Frank Seurer

No. 10
- Position: Quarterback

Personal information
- Born: August 16, 1962 (age 63) Huntington Beach, California, U.S.
- Listed height: 6 ft 1 in (1.85 m)
- Listed weight: 195 lb (88 kg)

Career information
- College: Kansas
- NFL draft: 1984

Career history
- 1984–1985: Los Angeles Express
- 1986–1987: Kansas City Chiefs

Career NFL statistics
- Passing attempts: 55
- Passing completions: 26
- Completion percentage: 47.3%
- TD–INT: 0–4
- Passing yards: 340
- Passer rating: 36.9
- Stats at Pro Football Reference

= Frank Seurer =

American football player (born 1962)

Frank Anthony Seurer (born August 16, 1962) is an American former professional football player who was a quarterback in the National Football League (NFL).

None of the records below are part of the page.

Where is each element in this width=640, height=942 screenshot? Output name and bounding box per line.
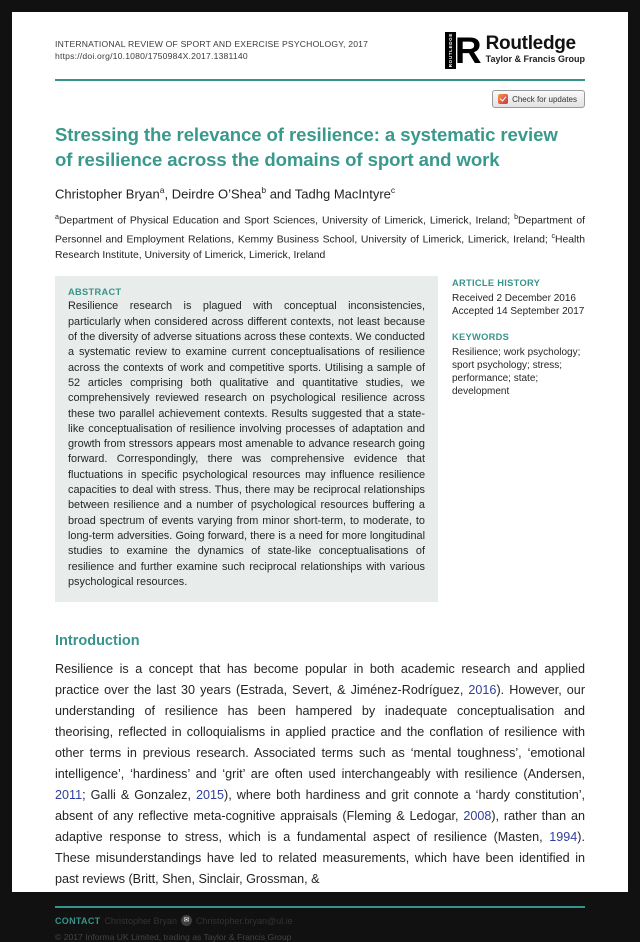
author-name: Christopher Bryan	[55, 186, 160, 202]
article-meta-column	[452, 276, 585, 602]
paragraph-text: ), where both hardiness and grit connote a ‘hardy constitution’, absent of any reflective meta-cognitive appraisals (Fleming & Ledogar,	[55, 788, 586, 824]
contact-name: Christopher Bryan	[104, 915, 177, 926]
check-for-updates-label: Check for updates	[512, 94, 577, 104]
author-affiliation-mark: b	[261, 185, 267, 195]
author-line	[55, 185, 585, 201]
author-separator: and	[266, 186, 295, 202]
affiliations	[55, 210, 585, 263]
citation-link[interactable]: 1994	[549, 830, 578, 845]
affiliation-mark: c	[551, 233, 555, 241]
crossmark-icon	[498, 94, 508, 104]
paragraph-text: ). These misunderstandings have led to related measurements, which have been identified in past reviews (Britt, Shen, Sinclair, Grossman, &	[55, 830, 585, 887]
accepted-date: Accepted 14 September 2017	[452, 306, 585, 318]
contact-label: CONTACT	[55, 915, 101, 926]
footer-divider	[55, 906, 585, 908]
paragraph-text: Resilience is a concept that has become popular in both academic research and applied practice over the last 30 years (Estrada, Severt, & Jiménez-Rodríguez,	[55, 662, 585, 698]
abstract-text: Resilience research is plagued with conceptual inconsistencies, particularly when considered across different contexts, not least because of the diversity of adverse situations across these contexts. We conducted a systematic review to examine current conceptualisations of resilience across the contexts of work and competitive sports. Utilising a sample of 52 articles comprising both qualitative and quantitative studies, we comprehensively reviewed research on psychological resilience across these two parallel achievement contexts. Results suggested that a state-like conceptualisation of resilience involving processes of adaptation and growth from stressors appears most amenable to advance research going forward. Correspondingly, there was comprehensive evidence that fluctuations in specific psychological resources may influence resilience capacities to deal with stress. Thus, there may be reciprocal relationships between resilience and a number of psychological resources buffering a broad spectrum of events varying from minor short-term, to moderate, to long-term adversities. Going forward, there is a need for more longitudinal studies to examine the dynamics of state-like conceptualisations of resilience and further examine such reciprocal relationships with various psychological resources.	[68, 300, 425, 588]
article-title-line-2: of resilience across the domains of sport and work	[55, 148, 500, 170]
author-name: Deirdre O’Shea	[171, 186, 262, 202]
citation-link[interactable]: 2008	[463, 809, 492, 824]
affiliation-mark: b	[514, 214, 519, 222]
introduction-heading: Introduction	[55, 633, 140, 650]
author-affiliation-mark: a	[159, 185, 165, 195]
journal-meta	[55, 38, 368, 62]
publisher-name: Routledge	[485, 33, 576, 54]
badge-row	[55, 90, 585, 108]
paragraph-text: ). However, our understanding of resilience has been hampered by inadequate conceptualisation and theorising, reflected in colloquialisms in applied practice and the conflation of resilience with other terms in previous research. Associated terms such as ‘mental toughness’, ‘emotional intelligence’, ‘hardiness’ and ‘grit’ are often used interchangeably with resilience (Andersen,	[55, 683, 586, 782]
abstract-section	[55, 276, 585, 602]
header-divider	[55, 79, 585, 81]
article-title-line-1: Stressing the relevance of resilience: a systematic review	[55, 124, 558, 145]
article-title	[55, 123, 585, 172]
check-for-updates-button[interactable]	[492, 90, 585, 108]
affiliation-text: Department of Personnel and Employment Relations, Kemmy Business School, University of Limerick, Limerick, Ireland;	[55, 215, 585, 246]
paragraph-text: ; Galli & Gonzalez,	[82, 788, 196, 803]
routledge-vertical-text: ROUTLEDGE	[447, 33, 453, 68]
author-separator: ,	[164, 186, 172, 202]
abstract-box	[55, 276, 438, 602]
masthead	[55, 30, 585, 71]
affiliation-text: Department of Physical Education and Sport Sciences, University of Limerick, Limerick, Ireland;	[58, 215, 515, 227]
paragraph-text: ), rather than an adaptive response to stress, which is a fundamental aspect of resilience (Masten,	[55, 809, 586, 845]
introduction-paragraph	[55, 659, 585, 890]
affiliation-text: Health Research Institute, University of Limerick, Limerick, Ireland	[55, 234, 585, 262]
author-name: Tadhg MacIntyre	[294, 186, 391, 202]
contact-line	[55, 915, 585, 926]
received-date: Received 2 December 2016	[452, 293, 576, 305]
document-page	[12, 12, 628, 942]
journal-title: INTERNATIONAL REVIEW OF SPORT AND EXERCISE PSYCHOLOGY, 2017	[55, 39, 369, 49]
abstract-label: ABSTRACT	[68, 287, 122, 298]
keywords-label: KEYWORDS	[452, 332, 510, 343]
citation-link[interactable]: 2016	[468, 683, 497, 698]
publisher-group: Taylor & Francis Group	[485, 54, 585, 64]
author-affiliation-mark: c	[390, 185, 396, 195]
keywords-list: Resilience; work psychology; sport psychology; stress; performance; state; development	[452, 347, 581, 398]
copyright-line: © 2017 Informa UK Limited, trading as Taylor & Francis Group	[55, 932, 292, 942]
affiliation-mark: a	[55, 214, 59, 222]
article-history-label: ARTICLE HISTORY	[452, 278, 541, 289]
envelope-icon: ✉	[181, 915, 192, 926]
routledge-r-glyph: R	[454, 30, 481, 71]
citation-link[interactable]: 2015	[196, 788, 225, 803]
citation-link[interactable]: 2011	[55, 788, 83, 803]
publisher-wordmark	[486, 34, 585, 65]
doi-link[interactable]: https://doi.org/10.1080/1750984X.2017.1381140	[55, 51, 248, 61]
contact-email-link[interactable]: Christopher.bryan@ul.ie	[195, 915, 293, 926]
routledge-logo	[445, 32, 585, 69]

He played collegiate football at the University of Kansas. He played for the Los Angeles Express (USFL) in 1984 and 1985 seasons. He was selected by the Seattle Seahawks in the 1984 NFL Supplemental Draft of USFL and CFL Players. Seurer started two games at quarterback for the Kansas City Chiefs in the 1987 NFL season following the 1987 NFLPA strike.